Estamos en unos días en donde se intensifican las relaciones sociales y familiares y en donde las preguntas por los temas más peregrinos nos llueven a diestro y siniestro: ¿Te gusta cómo me ha salido la comida? ¿Cómo me ves con este vestido?, ¿He acertado en el regalo? Y… ¿qué ocurre cuando lo que nos viene a la boca no es precisamente lo que sabemos que está esperando el interlocutor? Pues que no se puede responder así como así con la verdad. Porque la sinceridad no es más que un despliegue de mal gusto. Así, como suena. Y, en consecuencia, la hipocresía es una demostración de buena educación.
Nos empeñamos en que los demás nos den su opinión, y encima “sincera”, de lo que piensan con respecto a asuntos que nos afectan directamente y, además, pretendemos que esa respuesta nos sea favorable. Con lo cual si la persona de quien reclamamos esa sinceridad es nuestro amigo y comete la estupidez de ser sincero y, para colmo esa franqueza nos viene como una patada en el estómago, el amigo o deja de ser visto ante nuestros ojos como tal (cómo un amigo podría querernos tan mal) o nos hunde en el más profundo pozo de la decepción al mirarnos a nosotros mismos con los ojos del julai.
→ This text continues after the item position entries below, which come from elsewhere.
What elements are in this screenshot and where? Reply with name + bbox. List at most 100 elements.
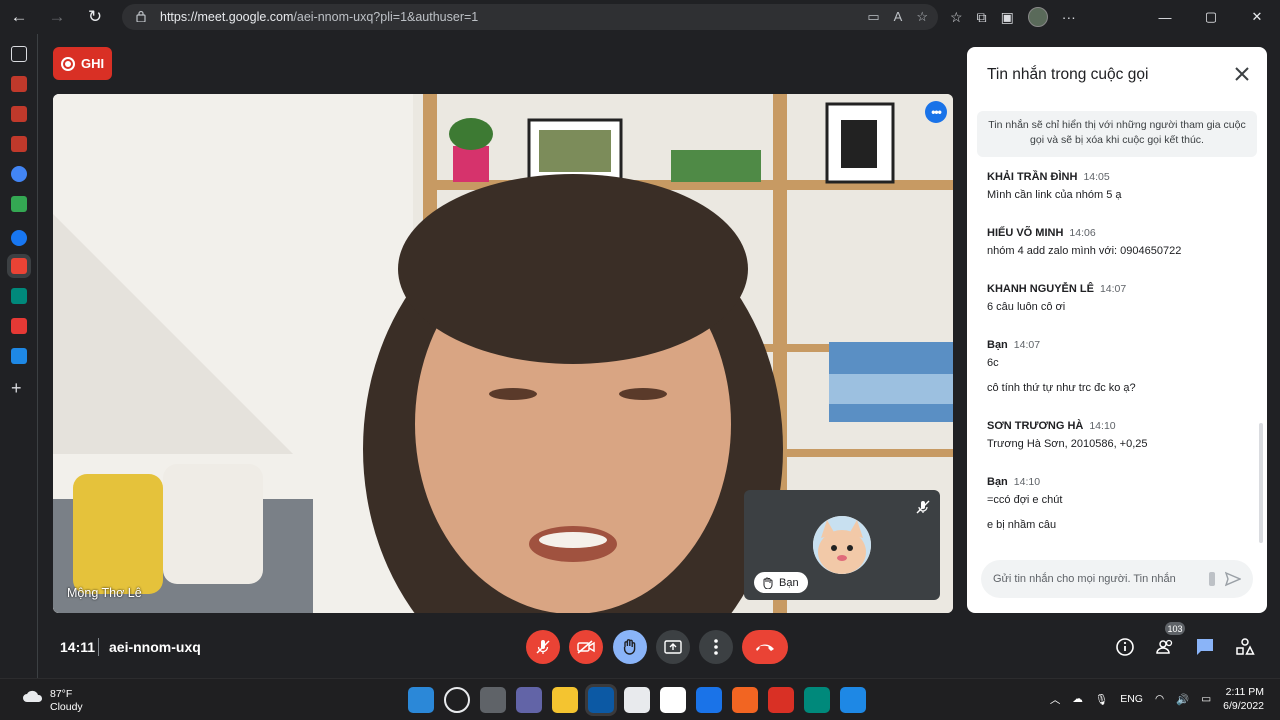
drive-icon[interactable] xyxy=(11,196,27,212)
profile-avatar[interactable] xyxy=(1027,7,1048,27)
chevron-up-icon[interactable]: ︿ xyxy=(1050,692,1061,707)
start-icon[interactable] xyxy=(408,687,434,713)
pdf-app-icon[interactable] xyxy=(11,136,27,152)
camera-blocked-icon[interactable]: ▭ xyxy=(867,9,879,25)
language-indicator[interactable]: ENG xyxy=(1120,693,1143,705)
meet-stage: GHI ••• Mộng Thơ Lê Bạn Tin nhắn trong c… xyxy=(38,34,1280,678)
message-sender: KHẢI TRẦN ĐÌNH xyxy=(987,171,1078,183)
extensions-icon[interactable]: ▣ xyxy=(1001,9,1014,26)
reload-icon[interactable]: ↻ xyxy=(76,0,114,34)
self-avatar xyxy=(813,516,871,574)
chat-notice: Tin nhắn sẽ chỉ hiển thị với những người… xyxy=(977,111,1257,157)
windows-taskbar: 87°F Cloudy ︿ ☁ 🎙 ENG ◠ 🔊 ▭ 2:11 PM 6/9/… xyxy=(0,678,1280,720)
close-icon[interactable] xyxy=(1233,65,1251,83)
chrome-icon[interactable] xyxy=(11,166,27,182)
close-window-icon[interactable]: ✕ xyxy=(1234,0,1280,34)
file-explorer-icon[interactable] xyxy=(552,687,578,713)
input-scroll-indicator xyxy=(1209,572,1215,586)
message-text: Trương Hà Sơn, 2010586, +0,25 xyxy=(987,438,1148,450)
record-icon xyxy=(61,56,75,71)
snipping-icon[interactable] xyxy=(624,687,650,713)
add-favorite-icon[interactable]: ☆ xyxy=(916,9,928,25)
message-sender: SƠN TRƯƠNG HÀ xyxy=(987,420,1084,432)
divider xyxy=(98,638,99,656)
message-text: nhóm 4 add zalo mình với: 0904650722 xyxy=(987,245,1182,257)
more-vert-icon xyxy=(714,639,718,655)
cloud-icon xyxy=(23,690,43,702)
participant-count-badge: 103 xyxy=(1165,622,1185,635)
message-text: Mình cần link của nhóm 5 ạ xyxy=(987,189,1122,201)
minimize-icon[interactable]: — xyxy=(1142,0,1188,34)
message-text: e bị nhầm câu xyxy=(987,519,1057,531)
facebook-icon[interactable] xyxy=(11,230,27,246)
collections-icon[interactable]: ⧉ xyxy=(977,9,987,26)
back-icon[interactable]: ← xyxy=(0,0,38,34)
maximize-icon[interactable]: ▢ xyxy=(1188,0,1234,34)
record-app-icon[interactable] xyxy=(11,258,27,274)
chat-icon[interactable] xyxy=(1195,637,1215,657)
message-time: 14:10 xyxy=(1089,420,1116,432)
chat-scrollbar[interactable] xyxy=(1259,423,1263,543)
wps-icon[interactable] xyxy=(768,687,794,713)
video-app-icon[interactable] xyxy=(840,687,866,713)
search-icon[interactable] xyxy=(444,687,470,713)
message-text: =ccó đợi e chút xyxy=(987,494,1063,506)
taskbar-clock[interactable]: 2:11 PM 6/9/2022 xyxy=(1223,685,1264,713)
speaker-name: Mộng Thơ Lê xyxy=(67,586,142,600)
forward-icon[interactable]: → xyxy=(38,0,76,34)
message-sender: Bạn xyxy=(987,476,1008,488)
more-options-button[interactable]: ••• xyxy=(925,101,947,123)
present-button[interactable] xyxy=(656,630,690,664)
mic-off-icon xyxy=(916,500,930,514)
chat-message: SƠN TRƯƠNG HÀ 14:10 Trương Hà Sơn, 201058… xyxy=(987,420,1247,450)
message-time: 14:07 xyxy=(1013,339,1041,351)
weather-widget[interactable]: 87°F Cloudy xyxy=(22,688,83,714)
edge-icon[interactable] xyxy=(588,687,614,713)
chat-message: Bạn 14:10 =ccó đợi e chút e bị nhầm câu xyxy=(987,476,1247,531)
task-view-icon[interactable] xyxy=(480,687,506,713)
onedrive-icon[interactable]: ☁ xyxy=(1072,693,1083,705)
lock-icon xyxy=(136,10,146,22)
pdf-app-icon[interactable] xyxy=(11,106,27,122)
camera-off-icon xyxy=(577,640,595,654)
pdf-app-icon[interactable] xyxy=(11,76,27,92)
calendar-icon[interactable] xyxy=(696,687,722,713)
wifi-icon[interactable]: ◠ xyxy=(1155,693,1164,705)
camera-toggle-button[interactable] xyxy=(569,630,603,664)
send-icon[interactable] xyxy=(1225,571,1241,587)
raise-hand-icon xyxy=(763,577,773,589)
meet-app-icon[interactable] xyxy=(804,687,830,713)
app-icon[interactable] xyxy=(11,348,27,364)
read-aloud-icon[interactable]: A xyxy=(894,9,903,25)
chat-message: KHẢI TRẦN ĐÌNH 14:05 Mình cần link của nh… xyxy=(987,171,1247,201)
teams-icon[interactable] xyxy=(516,687,542,713)
meet-app-icon[interactable] xyxy=(11,288,27,304)
battery-icon[interactable]: ▭ xyxy=(1201,693,1211,705)
chat-input[interactable]: Gửi tin nhắn cho mọi người. Tin nhắn xyxy=(981,560,1253,598)
message-text: 6c xyxy=(987,357,999,369)
temperature: 87°F xyxy=(50,688,73,700)
mic-toggle-button[interactable] xyxy=(526,630,560,664)
add-icon[interactable]: + xyxy=(11,378,22,399)
notion-icon[interactable] xyxy=(660,687,686,713)
meeting-details-icon[interactable] xyxy=(1115,637,1135,657)
volume-icon[interactable]: 🔊 xyxy=(1176,693,1189,706)
matlab-icon[interactable] xyxy=(732,687,758,713)
raise-hand-button[interactable] xyxy=(613,630,647,664)
activities-icon[interactable] xyxy=(1235,637,1255,657)
weather-condition: Cloudy xyxy=(50,701,83,713)
leave-call-button[interactable] xyxy=(742,630,788,664)
favorites-icon[interactable]: ☆ xyxy=(950,9,963,26)
present-screen-icon xyxy=(664,640,682,654)
meeting-code: aei-nnom-uxq xyxy=(109,639,201,655)
self-view-tile[interactable]: Bạn xyxy=(744,490,940,600)
more-options-button[interactable] xyxy=(699,630,733,664)
people-icon[interactable] xyxy=(1155,637,1175,657)
address-bar[interactable]: https://meet.google.com/aei-nnom-uxq?pli… xyxy=(122,4,938,30)
app-icon[interactable] xyxy=(11,318,27,334)
message-sender: KHANH NGUYỄN LÊ xyxy=(987,283,1094,295)
more-menu-icon[interactable]: ··· xyxy=(1062,9,1076,25)
tab-actions-icon[interactable] xyxy=(11,46,27,62)
microphone-icon[interactable]: 🎙 xyxy=(1095,693,1108,706)
raise-hand-icon xyxy=(623,639,636,655)
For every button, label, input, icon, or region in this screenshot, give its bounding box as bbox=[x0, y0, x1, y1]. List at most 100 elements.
Si, por el contrario, no es amigo nuestro quien se decide a darnos una opinión -no solicitada- y que, para más inri, no nos favorece, aparte de que lo que diga nos lo vamos a pasar por el arco del triunfo, no se va a librar de que le consideremos un grosero de mucho cuidado.
No quiero con esto hacer, ni mucho menos, apología de la hipocresía, ni pretendo que nadie desconfíe de nadie cuando la opinión que escuche sea una caricia para su oído pero no me negarán que, visto como está el patio, no conviene mucho más evitar preguntas cuyas respuestas puedan jorobarnos y, desde luego, negarse a escuchar aquellas que nos den sin que se las hayamos solicitado. En cuanto al otro bando, es decir, a aquellos que son interrogados, no merece la pena cuestionarse la elección entre la sinceridad o la relación con el demandante, siempre es mejor contar con el amigo y, si no lo es, más; mi sabia abuela me recomendaba que me llevara bien con buenos y malos, “El bueno para que te honre y el malo para que no te deshonre”, solía decir. Vamos, que lo que en la actualidad se considera como un invento de la diplomacia, no es más que una herramienta para sobrevivir en un mundo engreído y estúpido que no perdona el alarde de sinceridad.
Thomas Merton decía que “Somos auténticamente libres al expresar la verdad según la entendemos y sentimos”. Pero, oiga usted, es que hay verdades como puños o lo que es lo mismo que joroban como un puñetazo en la mandíbula, y no creo yo que esa “libertad” personal nos dé derecho a convertirnos en púgiles.
¿Qué hacer, pues, cuando un amigo -si no lo es no debemos ni plantearnos la cuestión- nos pide nuestra opinión sincera sobre tal o cual cosa o tema? ¡Ah! He ahí la cuestión. Según La Bruyère: “Los modales corteses hacen que la persona aparezca exteriormente tal y como debería ser en su interior. Ello tiende a mejorar su salud mental”. O sea, que podemos volvernos majaras si nuestra respuesta frustra o lo que es igual no va con cierta cortesía (aceite) para quien reclama nuestra opinión, porque provocaría en nosotros un conflicto interno entre el sentimiento de culpabilidad por fastidiar y el deseo de ser honesto. En cuanto a si esa respuesta la buscamos nosotros necesitados de que un buen amigo nos ponga los pies en el suelo y, en lugar de recibir un sincero freno, nos embarra de mermelada, podemos resultar tan empalagosos que nadie nos digiera, o, como le ocurre a algunos artistas y políticos, que pierdan el sentido de la realidad.
En consecuencia: no se dejen engañar. No es un dilema elegir entre sinceridad o cortesía, es una trampa. Además, recuerden que hace mucho tiempo que se inventaron las mentiras piadosas, a las que siempre podemos añadir alguna mentira jocosa y de paso pasárnoslo bien y hacer un poco más felices a los otros.